Some time later, a colleague mentioned Vector being used for observability data pipelines in a previous job position and that motivated me to give Vector a second look for the Docker logs use case. To my surprise, Vector turned out to be much easier to implement than expected and the then recent introduction of VRL (Vector Remap Language) seemed ideal for the kind of log processing we needed.

After successfully putting together a new version of our Docker swarm logs capture subsystem using Vector, we never looked back for observability data pipelines. Vector was the ideal software: extensible, fast, simple to operate and with a great community of active developers around it. Soon after, we started a new larger observability data staging project in the company I work for and I immediately created simple proof-of-concept Vector pipelines to showcase the possibilities and facilities of the product.

Today, we actively use Vector for ingesting and processing of over 30 different sources of observability data in the company.
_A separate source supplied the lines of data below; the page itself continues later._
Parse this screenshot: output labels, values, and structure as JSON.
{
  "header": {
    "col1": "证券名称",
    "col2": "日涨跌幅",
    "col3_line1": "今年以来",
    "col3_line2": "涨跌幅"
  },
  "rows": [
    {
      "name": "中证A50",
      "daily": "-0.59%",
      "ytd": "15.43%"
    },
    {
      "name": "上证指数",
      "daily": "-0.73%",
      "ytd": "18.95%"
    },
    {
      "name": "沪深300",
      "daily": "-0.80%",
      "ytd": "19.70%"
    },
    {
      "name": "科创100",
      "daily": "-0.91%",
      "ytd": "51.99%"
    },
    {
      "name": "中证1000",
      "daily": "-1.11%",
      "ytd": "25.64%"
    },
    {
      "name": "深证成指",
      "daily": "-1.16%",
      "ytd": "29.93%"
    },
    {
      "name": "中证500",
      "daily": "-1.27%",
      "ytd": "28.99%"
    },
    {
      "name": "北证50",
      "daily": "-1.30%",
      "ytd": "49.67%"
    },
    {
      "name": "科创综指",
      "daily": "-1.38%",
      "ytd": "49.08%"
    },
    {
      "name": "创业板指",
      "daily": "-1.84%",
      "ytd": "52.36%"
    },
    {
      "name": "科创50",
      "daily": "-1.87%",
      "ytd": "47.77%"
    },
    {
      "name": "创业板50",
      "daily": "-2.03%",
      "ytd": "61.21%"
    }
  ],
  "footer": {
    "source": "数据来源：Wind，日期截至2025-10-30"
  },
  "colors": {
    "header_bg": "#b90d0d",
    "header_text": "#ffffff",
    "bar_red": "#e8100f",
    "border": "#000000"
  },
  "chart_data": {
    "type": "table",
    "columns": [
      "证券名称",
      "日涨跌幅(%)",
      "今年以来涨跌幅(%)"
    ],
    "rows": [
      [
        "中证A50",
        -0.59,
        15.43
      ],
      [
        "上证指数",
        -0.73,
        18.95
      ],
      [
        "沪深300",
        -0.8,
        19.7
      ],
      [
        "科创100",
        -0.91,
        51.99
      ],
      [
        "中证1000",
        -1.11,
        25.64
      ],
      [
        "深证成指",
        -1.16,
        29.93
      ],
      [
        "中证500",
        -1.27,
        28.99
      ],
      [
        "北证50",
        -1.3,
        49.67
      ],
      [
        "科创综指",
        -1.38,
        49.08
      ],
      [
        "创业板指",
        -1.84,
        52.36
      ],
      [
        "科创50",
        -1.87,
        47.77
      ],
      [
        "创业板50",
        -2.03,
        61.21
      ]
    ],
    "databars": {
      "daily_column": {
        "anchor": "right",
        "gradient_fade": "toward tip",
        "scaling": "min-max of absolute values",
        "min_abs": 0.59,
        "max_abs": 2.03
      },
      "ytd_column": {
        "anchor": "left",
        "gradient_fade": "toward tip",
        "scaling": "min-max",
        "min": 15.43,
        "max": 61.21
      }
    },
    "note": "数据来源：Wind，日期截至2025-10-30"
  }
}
Onboarding new data feeds and maintaining existing ones is a breeze with Vector in its current more mature versions. We also use Vector for far more use cases than we originally thought possible thanks to its vast array of available sources, sinks and transformations. It is worth mentioning that VRL in particular has been a game changer in the area of observability data pipelines for us.

Why did you decide to contribute to Vector and how was your contribution experience?

We have been using Vector since its early versions, even before its acquisition by Datadog. If my memory serves me well, perhaps as early as version v0.12 from 2021. At that time, Vector was less mature compared to today and we quickly started to identify bugs and areas that could be improved from our experience. I noticed that the Vector repository was quite active by the developers and decided to start opening issues describing the problems we have found, and feature requests we thought would be useful not just for us but other users of Vector.

Very quickly we started to get positive responses from the Vector team, which motivated me to keep sending bug reports and feature requests, and later start sending changes via pull requests. The interaction with the Vector team has been very satisfying and welcoming since day one and still is as of today. We really appreciate the openness and willingness to help and improve by the Vector team. I think the developer base of Vector and the fact that it is open source are by far the best values of this product.

What are your main contributions to Vector?

Given that I have very little experience with the Rust programming language (in which Vector is written), unfortunately I haven't been able to contribute as much as I would like to the more internal parts of Vector. Nevertheless, I have managed to contribute by means of detailed bug reports, issue and feature discussions, and minor improvements to the more surfacing Vector areas and the Vector development experience in general. In addition to opening issues and feature requests, when time permits, I enjoy checking recent issues/pull requests and try to contribute with feedback from our experience in using Vector in production by our teams.

This is the complete list of issues/feature requests I have created in GitHub for Vector and the complete list of pull requests.

I hope to keep growing the list of closed/merged issues and pull requests in the future!